Lacan é, então, um liberal que prega o progresso universal? Não acredito, mas também não acho que ele seja comunista. Aqui é onde entra em jogo a pergunta sobre qual é o objetivo e o produto do trabalho psicanalítico – o que Freud chamava de “trabalhar a fundo” (Durcharbeiten). O que me parece valioso na psicanálise é o aspecto em que ela constitui um vínculo de trabalho muito específico, uma aliança, cujo objetivo é produzir um “excedente”. Esse excedente é a mudança no “modo” ou “organização” do gozo do sujeito. No entanto, a mudança não é tanto um estado ou condição definida na qual se termina, um estado de “felicidade” – outro termo ideológico problemático do arsenal do liberalismo –, mas sim um processo.

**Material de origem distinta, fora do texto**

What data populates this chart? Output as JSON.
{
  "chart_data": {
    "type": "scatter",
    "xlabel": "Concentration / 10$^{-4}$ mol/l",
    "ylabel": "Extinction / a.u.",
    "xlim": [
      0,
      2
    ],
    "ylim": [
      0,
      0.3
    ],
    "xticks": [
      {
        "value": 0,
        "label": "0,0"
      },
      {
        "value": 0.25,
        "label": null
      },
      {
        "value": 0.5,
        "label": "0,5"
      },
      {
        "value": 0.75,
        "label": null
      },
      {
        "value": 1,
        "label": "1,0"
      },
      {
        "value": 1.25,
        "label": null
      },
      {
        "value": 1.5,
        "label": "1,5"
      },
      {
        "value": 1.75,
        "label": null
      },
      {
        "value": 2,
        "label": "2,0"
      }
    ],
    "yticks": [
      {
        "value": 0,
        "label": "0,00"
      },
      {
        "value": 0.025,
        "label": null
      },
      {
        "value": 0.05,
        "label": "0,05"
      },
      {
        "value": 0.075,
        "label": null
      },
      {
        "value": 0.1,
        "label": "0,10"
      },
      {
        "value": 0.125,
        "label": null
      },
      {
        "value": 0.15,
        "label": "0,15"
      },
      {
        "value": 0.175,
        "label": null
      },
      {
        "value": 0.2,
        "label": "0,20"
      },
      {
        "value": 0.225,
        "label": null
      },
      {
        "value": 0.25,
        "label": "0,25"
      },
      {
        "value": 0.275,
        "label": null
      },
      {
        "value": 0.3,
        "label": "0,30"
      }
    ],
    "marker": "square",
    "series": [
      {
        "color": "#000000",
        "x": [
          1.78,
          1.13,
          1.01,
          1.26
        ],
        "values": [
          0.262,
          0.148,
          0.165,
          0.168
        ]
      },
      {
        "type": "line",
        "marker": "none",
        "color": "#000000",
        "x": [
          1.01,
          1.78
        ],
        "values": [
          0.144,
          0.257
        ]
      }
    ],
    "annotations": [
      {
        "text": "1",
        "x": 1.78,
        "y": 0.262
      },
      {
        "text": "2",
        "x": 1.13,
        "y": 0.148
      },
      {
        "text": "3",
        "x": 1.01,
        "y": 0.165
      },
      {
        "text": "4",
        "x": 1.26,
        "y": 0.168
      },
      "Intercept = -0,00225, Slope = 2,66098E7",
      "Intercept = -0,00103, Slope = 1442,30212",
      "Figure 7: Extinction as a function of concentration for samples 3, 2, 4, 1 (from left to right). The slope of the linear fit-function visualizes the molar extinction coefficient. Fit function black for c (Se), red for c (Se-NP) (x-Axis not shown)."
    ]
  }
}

Curar significa trabalhar sobre as causas estruturais que condicionam meu sofrimento, e mesmo que seja eu quem fala, não me encontro sozinho no processo de trabalho. Estou em um vínculo social com meu analista, o que significa que há uma dimensão comum em jogo, e o nome dessa dimensão comum é precisamente a mudança estrutural. É nisso que ambos trabalhamos.

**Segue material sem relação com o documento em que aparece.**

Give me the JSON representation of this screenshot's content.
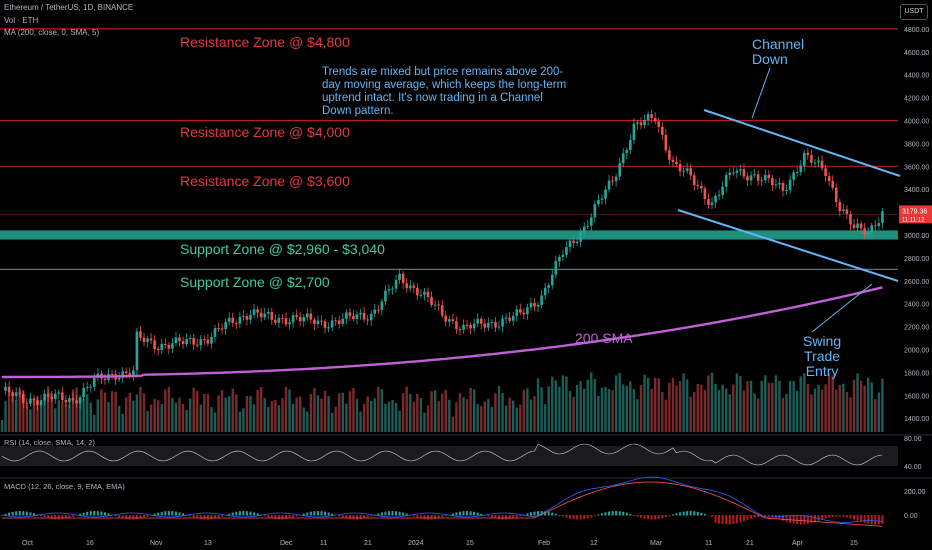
{
  "header": {
    "symbol_line": "Ethereum / TetherUS, 1D, BINANCE",
    "vol_line": "Vol · ETH",
    "ma_line": "MA (200, close, 0, SMA, 5)"
  },
  "currency_button": "USDT",
  "annotations": {
    "res_4800": "Resistance Zone @ $4,800",
    "res_4000": "Resistance Zone @ $4,000",
    "res_3600": "Resistance Zone @ $3,600",
    "sup_2960": "Support Zone @ $2,960 - $3,040",
    "sup_2700": "Support Zone @ $2,700",
    "note": "Trends are mixed but price remains above 200-day moving average, which keeps the long-term uptrend intact. It's now trading in a Channel Down pattern.",
    "channel": "Channel\nDown",
    "sma": "200 SMA",
    "swing": "Swing\nTrade\nEntry"
  },
  "indicators": {
    "rsi_label": "RSI (14, close, SMA, 14, 2)",
    "macd_label": "MACD (12, 26, close, 9, EMA, EMA)"
  },
  "colors": {
    "bull": "#26a69a",
    "bear": "#ef5350",
    "resistance": "#b71c1c",
    "support": "#1f8f7d",
    "sma": "#c05fd6",
    "channel": "#64b5f6"
  },
  "chart_data": {
    "type": "candlestick",
    "price_axis": {
      "ticks": [
        1400,
        1600,
        1800,
        2000,
        2200,
        2400,
        2600,
        2800,
        3000,
        3200,
        3400,
        3600,
        3800,
        4000,
        4200,
        4400,
        4600,
        4800
      ],
      "current_price": "3179.36",
      "countdown": "11:11:12"
    },
    "time_axis": [
      "Oct",
      "16",
      "Nov",
      "13",
      "Dec",
      "11",
      "21",
      "2024",
      "15",
      "Feb",
      "12",
      "Mar",
      "11",
      "21",
      "Apr",
      "15"
    ],
    "price_path": [
      [
        0,
        1640
      ],
      [
        6,
        1560
      ],
      [
        14,
        1580
      ],
      [
        20,
        1560
      ],
      [
        26,
        1720
      ],
      [
        32,
        1790
      ],
      [
        37,
        1800
      ],
      [
        38,
        2100
      ],
      [
        44,
        2040
      ],
      [
        52,
        2060
      ],
      [
        58,
        2100
      ],
      [
        64,
        2230
      ],
      [
        70,
        2330
      ],
      [
        76,
        2260
      ],
      [
        82,
        2280
      ],
      [
        90,
        2230
      ],
      [
        96,
        2260
      ],
      [
        104,
        2310
      ],
      [
        112,
        2620
      ],
      [
        118,
        2500
      ],
      [
        124,
        2300
      ],
      [
        130,
        2190
      ],
      [
        138,
        2230
      ],
      [
        146,
        2300
      ],
      [
        152,
        2470
      ],
      [
        158,
        2840
      ],
      [
        164,
        3070
      ],
      [
        172,
        3480
      ],
      [
        178,
        3940
      ],
      [
        184,
        4030
      ],
      [
        189,
        3620
      ],
      [
        194,
        3500
      ],
      [
        200,
        3280
      ],
      [
        206,
        3560
      ],
      [
        212,
        3520
      ],
      [
        220,
        3400
      ],
      [
        226,
        3680
      ],
      [
        232,
        3560
      ],
      [
        236,
        3250
      ],
      [
        240,
        3050
      ],
      [
        244,
        3030
      ],
      [
        248,
        3200
      ]
    ],
    "zones": {
      "resistance": [
        4800,
        4000,
        3600
      ],
      "support_band": [
        2960,
        3040
      ],
      "support": [
        2700
      ]
    },
    "rsi_axis": [
      "80.00",
      "40.00"
    ],
    "macd_axis": [
      "200.00",
      "0.00"
    ]
  }
}
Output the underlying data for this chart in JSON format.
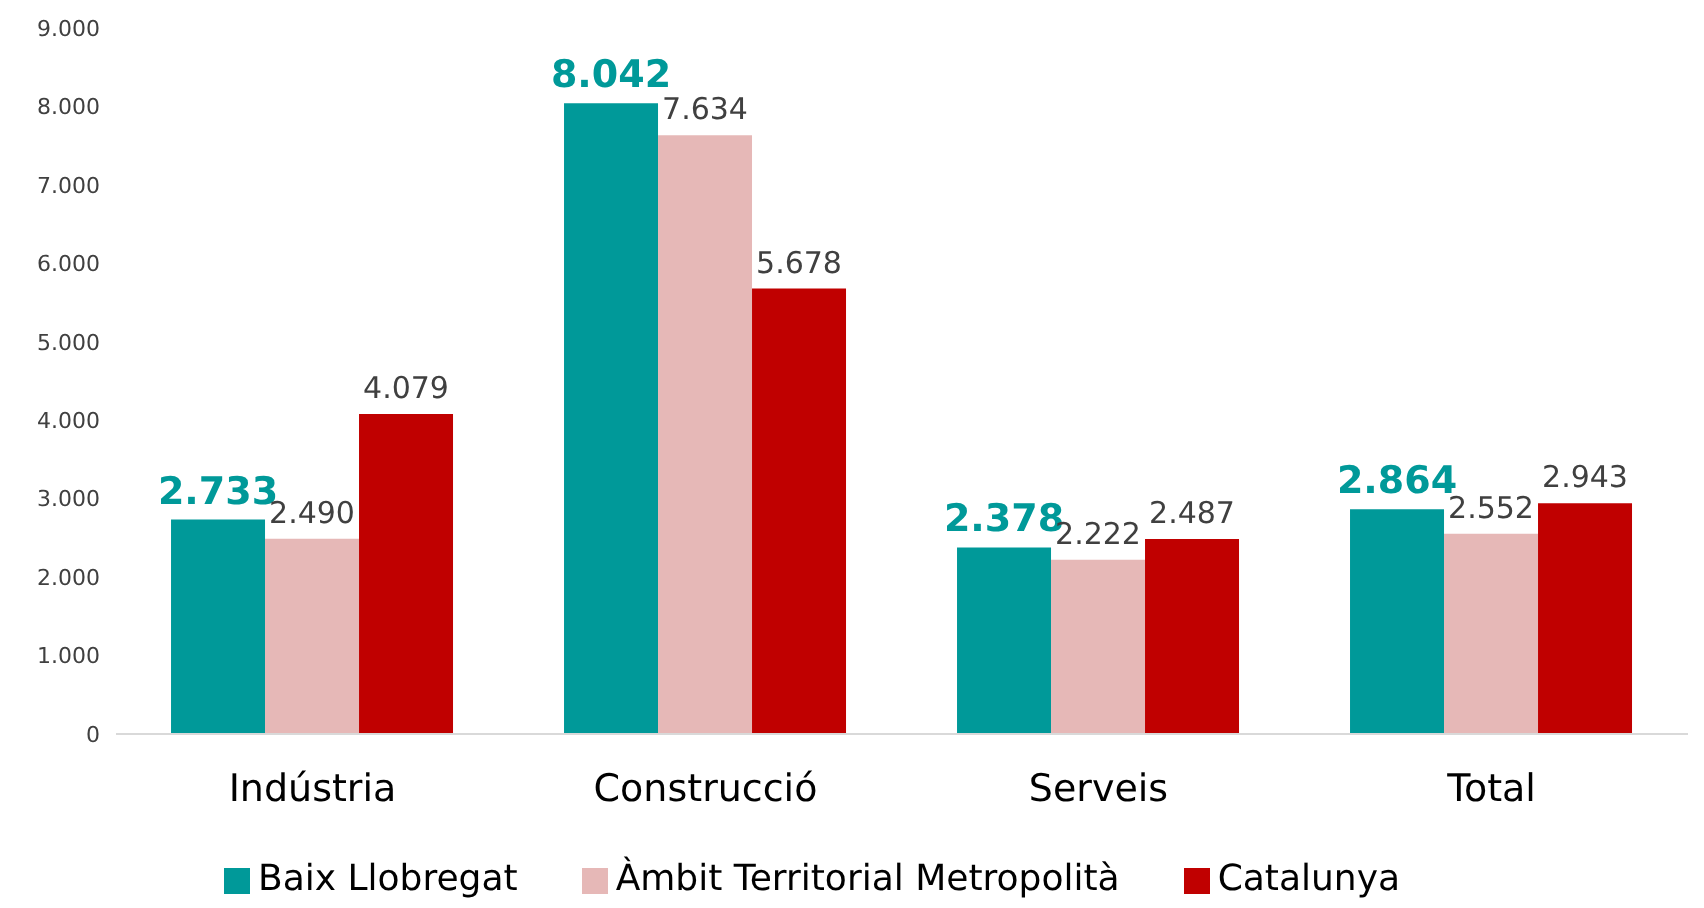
{
  "chart_data": {
    "type": "bar",
    "categories": [
      "Indústria",
      "Construcció",
      "Serveis",
      "Total"
    ],
    "series": [
      {
        "name": "Baix Llobregat",
        "color": "#009999",
        "values": [
          2733,
          8042,
          2378,
          2864
        ],
        "value_labels": [
          "2.733",
          "8.042",
          "2.378",
          "2.864"
        ]
      },
      {
        "name": "Àmbit Territorial Metropolità",
        "color": "#e6b8b7",
        "values": [
          2490,
          7634,
          2222,
          2552
        ],
        "value_labels": [
          "2.490",
          "7.634",
          "2.222",
          "2.552"
        ]
      },
      {
        "name": "Catalunya",
        "color": "#c00000",
        "values": [
          4079,
          5678,
          2487,
          2943
        ],
        "value_labels": [
          "4.079",
          "5.678",
          "2.487",
          "2.943"
        ]
      }
    ],
    "ylim": [
      0,
      9000
    ],
    "yticks": [
      {
        "value": 0,
        "label": "0"
      },
      {
        "value": 1000,
        "label": "1.000"
      },
      {
        "value": 2000,
        "label": "2.000"
      },
      {
        "value": 3000,
        "label": "3.000"
      },
      {
        "value": 4000,
        "label": "4.000"
      },
      {
        "value": 5000,
        "label": "5.000"
      },
      {
        "value": 6000,
        "label": "6.000"
      },
      {
        "value": 7000,
        "label": "7.000"
      },
      {
        "value": 8000,
        "label": "8.000"
      },
      {
        "value": 9000,
        "label": "9.000"
      }
    ],
    "grid": false,
    "legend": "bottom"
  }
}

Esse modelo pode ser aplicado ao âmbito das lutas emancipatórias?
Tirar essa conclusão precipitada seria idealista. No entanto, não quero excluir a possibilidade de que se possam extrair algumas lições, por exemplo, que é necessário um “trabalho compartilhado” para entrelaçar a multiplicidade das lutas sociais – de âmbitos como gênero, economia, raça, ecologia, etc.– dentro de um horizonte comum de transformação social. Refiro-me à fala de Freud sobre as “profissões impossíveis” (daí a formulação “prática do impossível”) porque o resultado desse “trabalho compartilhado” é aberto, mas também porque as lutas políticas emancipatórias se encontram efetivamente em uma posição impossível ao ter que enfrentar toda a maquinaria sistêmica, sua resiliência estrutural e sua resistência contra uma mudança profunda na forma como praticamos as relações sociais.

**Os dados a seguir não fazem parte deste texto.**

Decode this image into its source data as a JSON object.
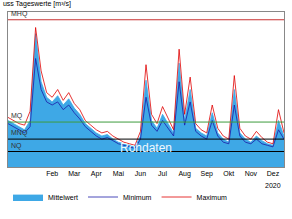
{
  "chart_data": {
    "type": "area",
    "title": "uss Tageswerte [m³/s]",
    "categories": [
      null,
      null,
      null,
      null,
      null,
      null,
      null,
      null,
      "Feb",
      null,
      null,
      null,
      "Mar",
      null,
      null,
      null,
      "Apr",
      null,
      null,
      null,
      "Mai",
      null,
      null,
      null,
      "Jun",
      null,
      null,
      null,
      "Jul",
      null,
      null,
      null,
      "Aug",
      null,
      null,
      null,
      "Sep",
      null,
      null,
      null,
      "Okt",
      null,
      null,
      null,
      "Nov",
      null,
      null,
      null,
      "Dez",
      null,
      null
    ],
    "series": [
      {
        "name": "Mittelwert",
        "type": "area",
        "color": "#3ea8e6",
        "values": [
          30,
          28,
          26,
          24,
          30,
          86,
          55,
          45,
          42,
          46,
          40,
          44,
          38,
          34,
          28,
          25,
          22,
          20,
          21,
          18,
          16,
          15,
          14,
          13,
          20,
          56,
          30,
          25,
          34,
          28,
          22,
          67,
          30,
          50,
          25,
          22,
          20,
          35,
          22,
          18,
          16,
          50,
          22,
          18,
          16,
          20,
          17,
          15,
          14,
          30,
          20
        ]
      },
      {
        "name": "Minimum",
        "type": "line",
        "color": "#1c1ca8",
        "values": [
          28,
          26,
          24,
          22,
          26,
          70,
          50,
          42,
          40,
          42,
          37,
          40,
          35,
          31,
          26,
          23,
          20,
          18,
          19,
          17,
          15,
          14,
          13,
          12,
          18,
          45,
          27,
          23,
          30,
          25,
          20,
          55,
          27,
          42,
          23,
          20,
          18,
          30,
          20,
          16,
          15,
          40,
          20,
          16,
          15,
          18,
          15,
          14,
          13,
          24,
          18
        ]
      },
      {
        "name": "Maximum",
        "type": "line",
        "color": "#e00000",
        "values": [
          32,
          30,
          28,
          27,
          36,
          90,
          62,
          48,
          45,
          50,
          43,
          48,
          41,
          37,
          30,
          27,
          24,
          22,
          23,
          20,
          18,
          16,
          15,
          14,
          23,
          66,
          34,
          28,
          39,
          31,
          24,
          76,
          34,
          58,
          28,
          24,
          22,
          40,
          25,
          20,
          18,
          59,
          25,
          20,
          18,
          23,
          19,
          16,
          15,
          37,
          22
        ]
      }
    ],
    "thresholds": [
      {
        "label": "MHQ",
        "value": 95,
        "color": "#c83232"
      },
      {
        "label": "MQ",
        "value": 29,
        "color": "#3c9c3c"
      },
      {
        "label": "MNQ",
        "value": 18,
        "color": "#000000"
      },
      {
        "label": "NQ",
        "value": 10,
        "color": "#000000"
      }
    ],
    "annotations": [
      {
        "text": "Rohdaten"
      },
      {
        "text": "2020",
        "at": "Dez"
      }
    ],
    "ylim": [
      0,
      100
    ],
    "tick_labels": "x",
    "grid": false,
    "legend": "bottom"
  }
}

Ao mesmo tempo, acredito que a organização das lutas por uma ordem social justa não contém uma visão preestabelecida dessa ordem, mas apenas um conjunto de ideias, estratégias e políticas emancipatórias em constante evolução. Em outras palavras, elas não propõem uma visão “providencial” de um futuro sem atritos, de uma sociedade sem lutas, contradições ou antagonismos. Se assim fosse, seria possível aspirar a uma sociedade imóvel, o que é uma ficção perigosa. Algo análogo ocorre na psicanálise, onde a cura não significa aspirar a um estado em que todos os problemas de nossa existência sejam simplesmente resolvidos e acabemos em uma forma de vida normalizada ou normativa. Pelo contrário, ao introduzir ordem e ausência de atritos em nossas vidas, a psicanálise nos envolve em um novo antagonismo, no qual não nos sentimos necessariamente sozinhos ou abandonados à nossa sorte. Nesse sentido, a psicanálise é também uma prática de solidariedade no sentido forte da palavra.